We looked at two higher-end processors from AMD and Intel using modern MSI motherboards, to analyze the potential power savings that could be reached by undervolting the processors. Of course we intended to also undervolt the memory or the chipsets to look at additional power saving margins in those areas, but none of the motherboards we looked at allowed us to modify component voltage. These boards include the Asus P6T and Rampage II Gene, Gigabyte’s MA790FXT-UD5P and X48T-DQ6, so we stuck to MSI’s 790FX-GD70 for Socket AM3 and the P45D3 Neo for Socket LGA775.

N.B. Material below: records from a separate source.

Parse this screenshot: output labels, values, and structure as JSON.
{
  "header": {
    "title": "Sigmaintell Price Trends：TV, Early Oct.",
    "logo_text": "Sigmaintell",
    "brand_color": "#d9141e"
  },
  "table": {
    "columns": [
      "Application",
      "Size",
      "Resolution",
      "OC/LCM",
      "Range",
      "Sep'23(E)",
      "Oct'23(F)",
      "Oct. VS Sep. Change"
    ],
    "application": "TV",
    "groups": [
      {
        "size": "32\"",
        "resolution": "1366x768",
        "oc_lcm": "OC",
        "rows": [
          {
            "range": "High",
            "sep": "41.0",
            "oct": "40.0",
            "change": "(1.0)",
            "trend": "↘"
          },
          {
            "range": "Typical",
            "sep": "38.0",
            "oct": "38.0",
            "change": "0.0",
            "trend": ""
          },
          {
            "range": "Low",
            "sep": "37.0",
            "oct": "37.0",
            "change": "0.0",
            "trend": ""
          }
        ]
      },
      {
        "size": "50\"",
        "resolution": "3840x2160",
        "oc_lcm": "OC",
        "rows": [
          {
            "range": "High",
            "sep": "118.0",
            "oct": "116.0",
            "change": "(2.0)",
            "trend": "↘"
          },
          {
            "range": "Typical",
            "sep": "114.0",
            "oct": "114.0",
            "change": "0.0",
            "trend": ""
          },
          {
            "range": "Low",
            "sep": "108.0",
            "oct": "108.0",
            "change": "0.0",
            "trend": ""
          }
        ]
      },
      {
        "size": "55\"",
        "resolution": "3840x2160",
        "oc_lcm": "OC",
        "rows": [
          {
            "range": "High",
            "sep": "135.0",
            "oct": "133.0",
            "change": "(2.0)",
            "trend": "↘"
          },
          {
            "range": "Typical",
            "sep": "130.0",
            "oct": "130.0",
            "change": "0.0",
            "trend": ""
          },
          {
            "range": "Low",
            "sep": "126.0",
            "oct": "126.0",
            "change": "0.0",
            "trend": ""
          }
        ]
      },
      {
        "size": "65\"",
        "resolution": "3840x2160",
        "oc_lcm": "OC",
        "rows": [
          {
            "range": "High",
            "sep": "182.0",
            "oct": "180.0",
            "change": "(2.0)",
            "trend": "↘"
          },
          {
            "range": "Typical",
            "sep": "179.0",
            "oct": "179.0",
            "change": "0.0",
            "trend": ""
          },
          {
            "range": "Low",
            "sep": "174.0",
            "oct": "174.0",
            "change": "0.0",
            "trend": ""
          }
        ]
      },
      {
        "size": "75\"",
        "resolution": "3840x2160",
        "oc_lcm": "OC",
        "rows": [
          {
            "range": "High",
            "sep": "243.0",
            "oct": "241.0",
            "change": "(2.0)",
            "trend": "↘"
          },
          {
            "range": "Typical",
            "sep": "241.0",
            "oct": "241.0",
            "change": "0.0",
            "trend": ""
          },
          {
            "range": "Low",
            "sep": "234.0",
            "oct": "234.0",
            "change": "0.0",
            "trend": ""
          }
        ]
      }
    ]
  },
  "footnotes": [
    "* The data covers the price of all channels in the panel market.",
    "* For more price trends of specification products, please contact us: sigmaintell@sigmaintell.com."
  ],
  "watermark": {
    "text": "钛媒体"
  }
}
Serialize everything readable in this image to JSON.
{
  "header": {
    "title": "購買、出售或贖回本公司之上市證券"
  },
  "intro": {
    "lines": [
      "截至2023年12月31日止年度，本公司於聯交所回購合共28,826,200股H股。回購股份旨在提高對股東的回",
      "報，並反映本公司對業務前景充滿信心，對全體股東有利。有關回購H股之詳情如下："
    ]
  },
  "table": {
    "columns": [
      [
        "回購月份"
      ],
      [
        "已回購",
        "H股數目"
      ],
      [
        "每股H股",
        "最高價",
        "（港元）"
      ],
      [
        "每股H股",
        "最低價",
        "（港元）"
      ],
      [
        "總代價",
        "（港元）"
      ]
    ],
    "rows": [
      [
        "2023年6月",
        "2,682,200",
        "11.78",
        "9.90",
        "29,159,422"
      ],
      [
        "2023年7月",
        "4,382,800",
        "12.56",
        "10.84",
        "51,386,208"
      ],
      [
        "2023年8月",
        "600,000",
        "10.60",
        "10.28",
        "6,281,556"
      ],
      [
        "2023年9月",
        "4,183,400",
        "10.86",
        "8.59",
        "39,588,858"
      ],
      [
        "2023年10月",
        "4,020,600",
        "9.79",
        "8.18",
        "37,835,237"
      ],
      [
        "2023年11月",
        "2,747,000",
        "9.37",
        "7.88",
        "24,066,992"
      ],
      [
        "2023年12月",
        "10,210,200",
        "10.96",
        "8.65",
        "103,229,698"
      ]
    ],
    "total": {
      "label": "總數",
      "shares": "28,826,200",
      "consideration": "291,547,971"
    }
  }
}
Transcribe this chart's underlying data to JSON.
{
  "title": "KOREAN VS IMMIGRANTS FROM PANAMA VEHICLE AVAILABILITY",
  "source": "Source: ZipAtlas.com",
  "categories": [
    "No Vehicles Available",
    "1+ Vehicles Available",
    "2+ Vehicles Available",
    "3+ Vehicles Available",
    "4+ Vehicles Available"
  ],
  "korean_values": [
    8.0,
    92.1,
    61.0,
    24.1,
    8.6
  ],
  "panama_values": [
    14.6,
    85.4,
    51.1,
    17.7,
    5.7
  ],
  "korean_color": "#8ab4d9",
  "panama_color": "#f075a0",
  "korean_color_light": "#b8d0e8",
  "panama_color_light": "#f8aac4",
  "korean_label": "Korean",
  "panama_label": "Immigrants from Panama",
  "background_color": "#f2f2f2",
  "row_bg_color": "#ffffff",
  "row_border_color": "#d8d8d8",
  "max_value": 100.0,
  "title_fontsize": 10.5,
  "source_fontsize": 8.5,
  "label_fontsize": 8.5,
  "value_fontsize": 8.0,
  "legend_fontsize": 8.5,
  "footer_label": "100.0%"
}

AMD Phenom II X4: Power 17% Down, Efficiency 11.6% Up
The peak power consumption under load decreased by as much as 17% using the lowest stable voltage we found on the Phenom II X4 955. As performance didn’t change, this introduced a 11.6% increase in performance per watt using PCMark Vantage as the benchmark. AMD’s Cool’n’Quiet power saving technology poses a disadvantage for power savings through undervolting, as it always switches to its default settings regardless of your voltage configuration. Hence the idle power remained at 99 W at all times.
Intel Core 2 Extreme: Power 20% Down, Efficiency 13.8% Up
The results were even more substantial on our Core 2 Extreme QX9650 test system, where the power consumption at peak load went down by an amazing 20% without losing any performance. This allowed the performance per watt score in PCMark Vantage to improve by 13.8%. As Intel’s processor voltage in SpeedStep power saving mode depends on the set core voltage, the idle voltage decreased quite a bit as well—down to only 1.008 V. This introduced idle power savings of 8%.
Should I Do This?
We were amazed at the relatively wide margins we found for undervolting, as we had expected to run into trouble earlier. Both the AMD and the Intel machine showed that modern processors can in fact be operated at significantly reduced voltage. We achieved a 16% voltage reduction on the AMD Phenom II X4 system and 16.6% reduction on the Intel Core 2 Extreme. Both lead to system-wide power savings of 17-20% at peak.
You’ll have to be sure that your undervolt settings work reliably, but we can only recommend trying out the potential savings carefully. Keep in mind that it doesn’t have to be a 16% voltage reduction—anything around 10% should introduce major power savings at zero cost and with no performance impact.